St Thomas Aquinas
Our patron, Saint Thomas Aquinas is one of the most brilliant philosophers and theologians the Catholic Church has ever had so you might think, ‘Can I really relate to a medieval saint who spent his life immersed in books and teaching?’
Yes! Thomas was a very human saint, one who can be a great model for us in many ways.
Physically he was a big man, and Thomas was a gentle giant, known for his humility and kindness to others. Here are some things about him that are fun to know:
He was born and grew up in a castle.
Thomas was from a wealthy family who lived near to Aquino, Italy. He had three brothers and five sisters.
He had a lifelong fear of storms.
That’s probably because when he was a toddler, his infant sister was killed by lightning when they were both taking a nap in the same room. Later in life, Thomas always carried a relic of St. Agnes and prayed to her for protection during storms.
When Thomas was just 5 years old, he was sent to study at the famous monastery of Monte Cassino.
He stayed there until he was a teenager and would probably have started training to be a Benedictine monk as his parents wanted. Benedictine monks make a vow to spend their whole life in the monastery, praying to God.
Thomas ran away when he was a teenager.
Thomas wanted to follow his vocation to become a Dominican monk. Dominican monks were different to the Benedictine monks. They travelled around preaching and teaching so often needed to rely on others for food and shelter. Thomas’s parents couldn’t understand why he wanted to become a Dominican, for them it was a step down in the world.
He was strong-minded.
When his family found out he had joined the Dominicans, a band of soldiers led by his brothers, captured Thomas and brought him home.
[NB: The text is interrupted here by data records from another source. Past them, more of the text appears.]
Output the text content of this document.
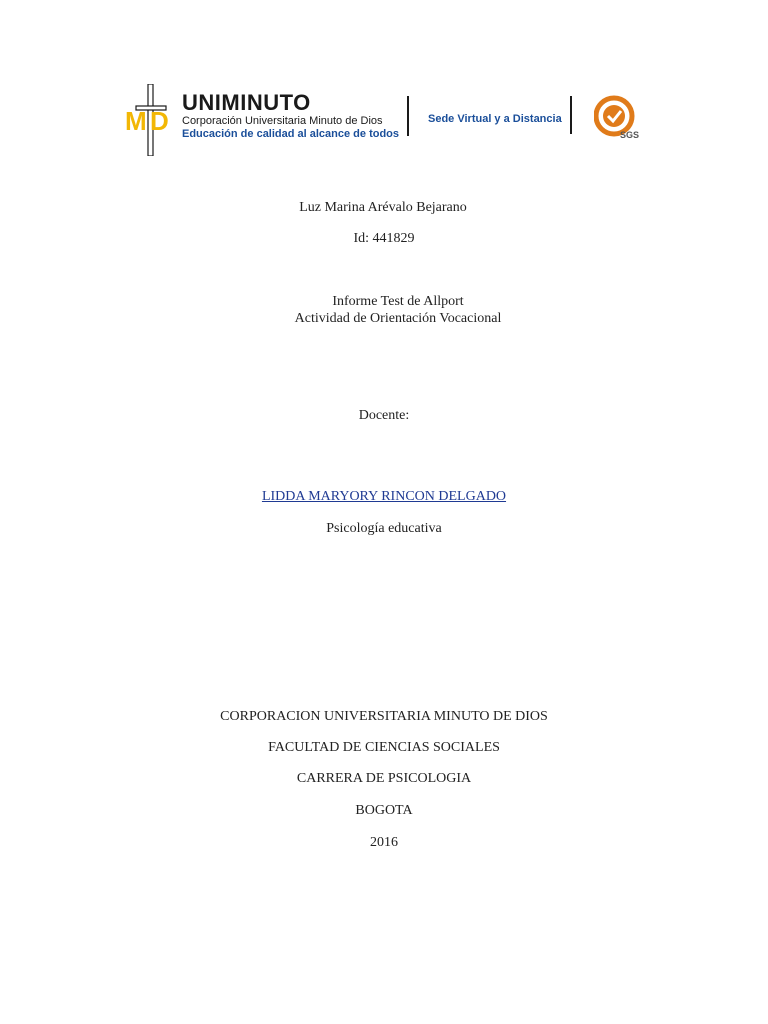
M D
UNIMINUTO
Corporación Universitaria Minuto de Dios
Educación de calidad al alcance de todos
Sede Virtual y a Distancia
SGS
Luz Marina Arévalo Bejarano
Id: 441829
Informe Test de Allport
Actividad de Orientación Vocacional
Docente:
LIDDA MARYORY RINCON DELGADO
Psicología educativa
CORPORACION UNIVERSITARIA MINUTO DE DIOS
FACULTAD DE CIENCIAS SOCIALES
CARRERA DE PSICOLOGIA
BOGOTA
2016
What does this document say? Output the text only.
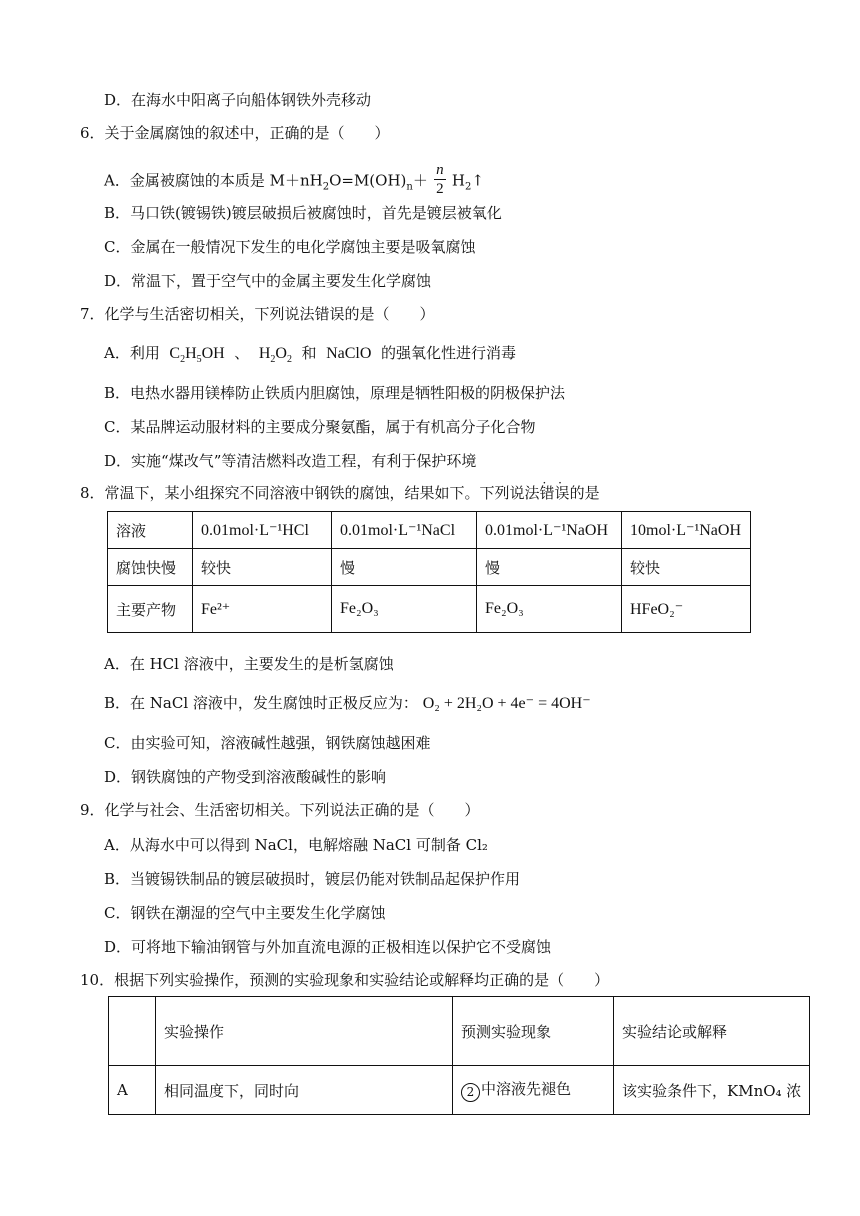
D．在海水中阳离子向船体钢铁外壳移动
6．关于金属腐蚀的叙述中，正确的是（　　）
A．金属被腐蚀的本质是 $M+nH_2O=M(OH)_n+ \frac{n}{2}$ $H_2↑$
B．马口铁(镀锡铁)镀层破损后被腐蚀时，首先是镀层被氧化
C．金属在一般情况下发生的电化学腐蚀主要是吸氧腐蚀
D．常温下，置于空气中的金属主要发生化学腐蚀
7．化学与生活密切相关，下列说法错误的是（　　）
A．利用 $C_2H_5OH$ 、 $H_2O_2$ 和 NaClO 的强氧化性进行消毒
B．电热水器用镁棒防止铁质内胆腐蚀，原理是牺牲阳极的阴极保护法
C．某品牌运动服材料的主要成分聚氨酯，属于有机高分子化合物
D．实施“煤改气”等清洁燃料改造工程，有利于保护环境
8．常温下，某小组探究不同溶液中钢铁的腐蚀，结果如下。下列说法错误 · ·的是
溶液	0.01mol·L⁻¹HCl	0.01mol·L⁻¹NaCl	0.01mol·L⁻¹NaOH	10mol·L⁻¹NaOH
腐蚀快慢	较快	慢	慢	较快
主要产物	Fe²⁺	Fe₂O₃	Fe₂O₃	HFeO₂⁻
A．在 HCl 溶液中，主要发生的是析氢腐蚀
B．在 NaCl 溶液中，发生腐蚀时正极反应为： O₂ + 2H₂O + 4e⁻ = 4OH⁻
C．由实验可知，溶液碱性越强，钢铁腐蚀越困难
D．钢铁腐蚀的产物受到溶液酸碱性的影响
9．化学与社会、生活密切相关。下列说法正确的是（　　）
A．从海水中可以得到 NaCl，电解熔融 NaCl 可制备 Cl₂
B．当镀锡铁制品的镀层破损时，镀层仍能对铁制品起保护作用
C．钢铁在潮湿的空气中主要发生化学腐蚀
D．可将地下输油钢管与外加直流电源的正极相连以保护它不受腐蚀
10．根据下列实验操作，预测的实验现象和实验结论或解释均正确的是（　　）
	实验操作	预测实验现象	实验结论或解释
A	相同温度下，同时向	2 中溶液先褪色	该实验条件下，KMnO₄ 浓
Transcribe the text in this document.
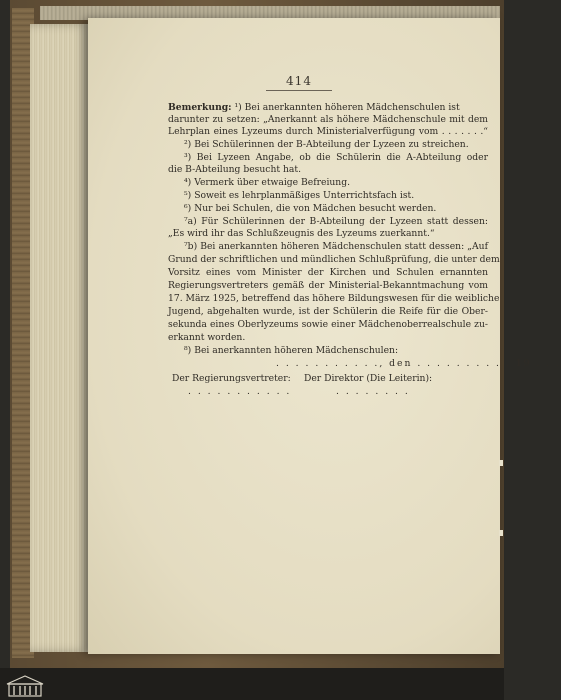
414
Bemerkung: ¹) Bei anerkannten höheren Mädchenschulen ist
darunter zu setzen: „Anerkannt als höhere Mädchenschule mit dem
Lehrplan eines Lyzeums durch Ministerialverfügung vom . . . . . . .“
²) Bei Schülerinnen der B-Abteilung der Lyzeen zu streichen.
³) Bei Lyzeen Angabe, ob die Schülerin die A-Abteilung oder
die B-Abteilung besucht hat.
⁴) Vermerk über etwaige Befreiung.
⁵) Soweit es lehrplanmäßiges Unterrichtsfach ist.
⁶) Nur bei Schulen, die von Mädchen besucht werden.
⁷a) Für Schülerinnen der B-Abteilung der Lyzeen statt dessen:
„Es wird ihr das Schlußzeugnis des Lyzeums zuerkannt.“
⁷b) Bei anerkannten höheren Mädchenschulen statt dessen: „Auf
Grund der schriftlichen und mündlichen Schlußprüfung, die unter dem
Vorsitz eines vom Minister der Kirchen und Schulen ernannten
Regierungsvertreters gemäß der Ministerial-Bekanntmachung vom
17. März 1925, betreffend das höhere Bildungswesen für die weibliche
Jugend, abgehalten wurde, ist der Schülerin die Reife für die Ober-
sekunda eines Oberlyzeums sowie einer Mädchenoberrealschule zu-
erkannt worden.
⁸) Bei anerkannten höheren Mädchenschulen:
. . . . . . . . . . ., den . . . . . . . . . . 19 . . .
Der Regierungsvertreter: Der Direktor (Die Leiterin):
. . . . . . . . . . .	. . . . . . . .
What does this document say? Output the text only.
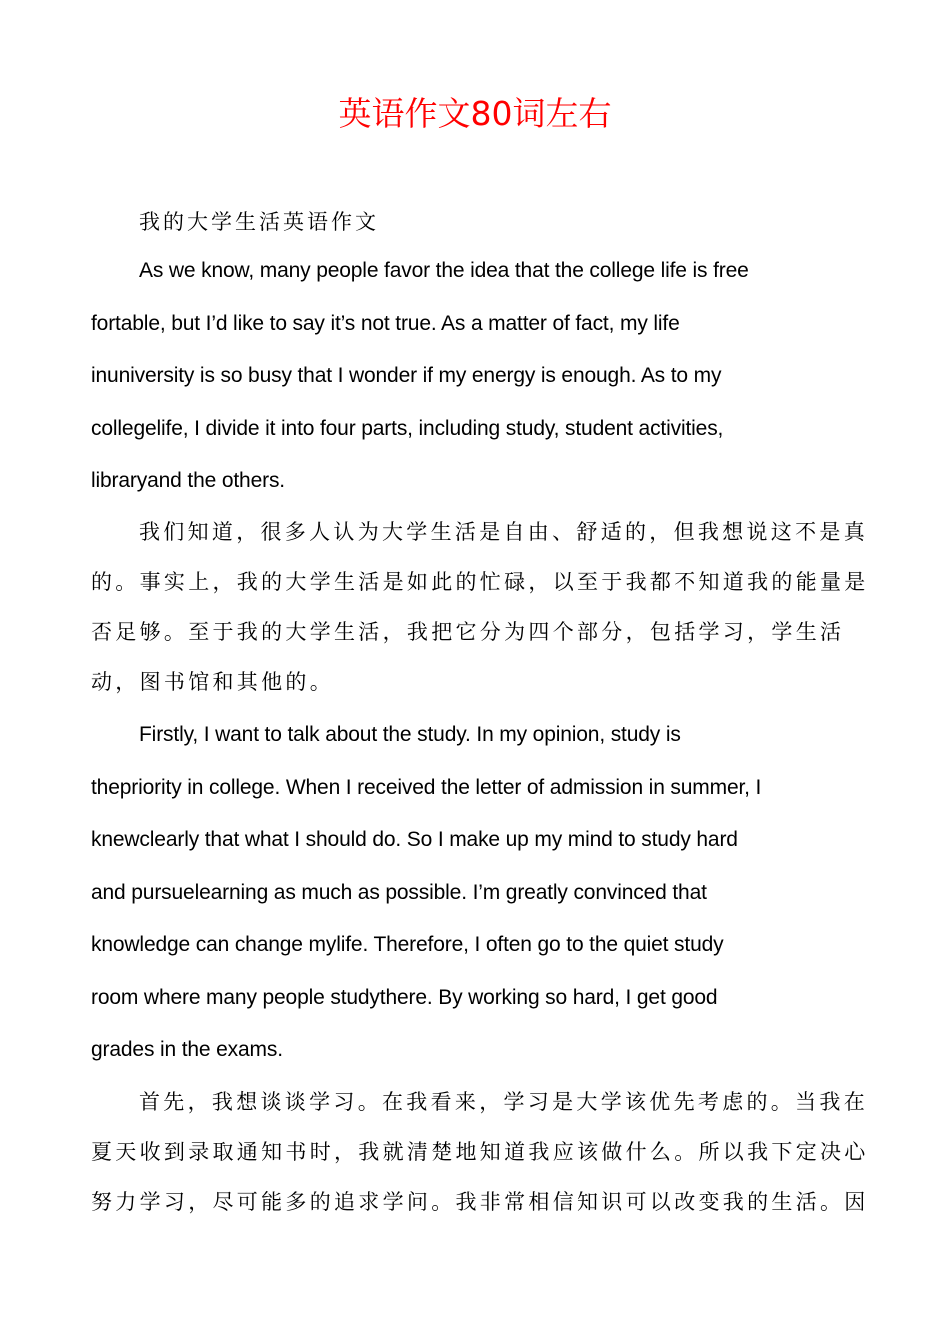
英语作文80词左右
我的大学生活英语作文
As we know, many people favor the idea that the college life is free
fortable, but I’d like to say it’s not true. As a matter of fact, my life
inuniversity is so busy that I wonder if my energy is enough. As to my
collegelife, I divide it into four parts, including study, student activities,
libraryand the others.
我们知道，很多人认为大学生活是自由、舒适的，但我想说这不是真
的。事实上，我的大学生活是如此的忙碌，以至于我都不知道我的能量是
否足够。至于我的大学生活，我把它分为四个部分，包括学习，学生活
动，图书馆和其他的。
Firstly, I want to talk about the study. In my opinion, study is
thepriority in college. When I received the letter of admission in summer, I
knewclearly that what I should do. So I make up my mind to study hard
and pursuelearning as much as possible. I’m greatly convinced that
knowledge can change mylife. Therefore, I often go to the quiet study
room where many people studythere. By working so hard, I get good
grades in the exams.
首先，我想谈谈学习。在我看来，学习是大学该优先考虑的。当我在
夏天收到录取通知书时，我就清楚地知道我应该做什么。所以我下定决心
努力学习，尽可能多的追求学问。我非常相信知识可以改变我的生活。因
He spent about a year imprisoned while his family tried to persuade him to give up his dream but he did not change his mind.
He was called the “dumb ox.”
Thomas was a large man, quiet and seldom spoke at university, leading other students to believe he was unintelligent, but his teacher, St Albert the Great prophetically said, "You call him the dumb ox, but in his teaching, he will one day produce such a bellowing that it will be heard throughout the world."
He had terrible handwriting.
However, Thomas’s poor handwriting did not prevent his amazing gift to study, learn and teach because he often dictated his ideas to a secretary. It is even said that Thomas could dictate different ideas to a different secretaries at the same time. He could think a lot faster than they could write! So if anyone has ever criticised your handwriting, take heart, you’re just like Thomas!
He was extremely humble and submitted all his work to the judgment of the Church.
His most famous writings are called Summa Theologica. Before Thomas died in March 1274, he said, “I have taught and written much … according to my faith in Jesus Christ and the holy Roman Church, to whose judgment I submit all my teaching.”
Thomas was canonised in 1323 and made a Doctor of the Church in 1567 which gives his writings and teachings special authority and importance within the Catholic Church.
St Thomas Aquinas feast day is 28th January. He is the patron saint of students, universities and publishers.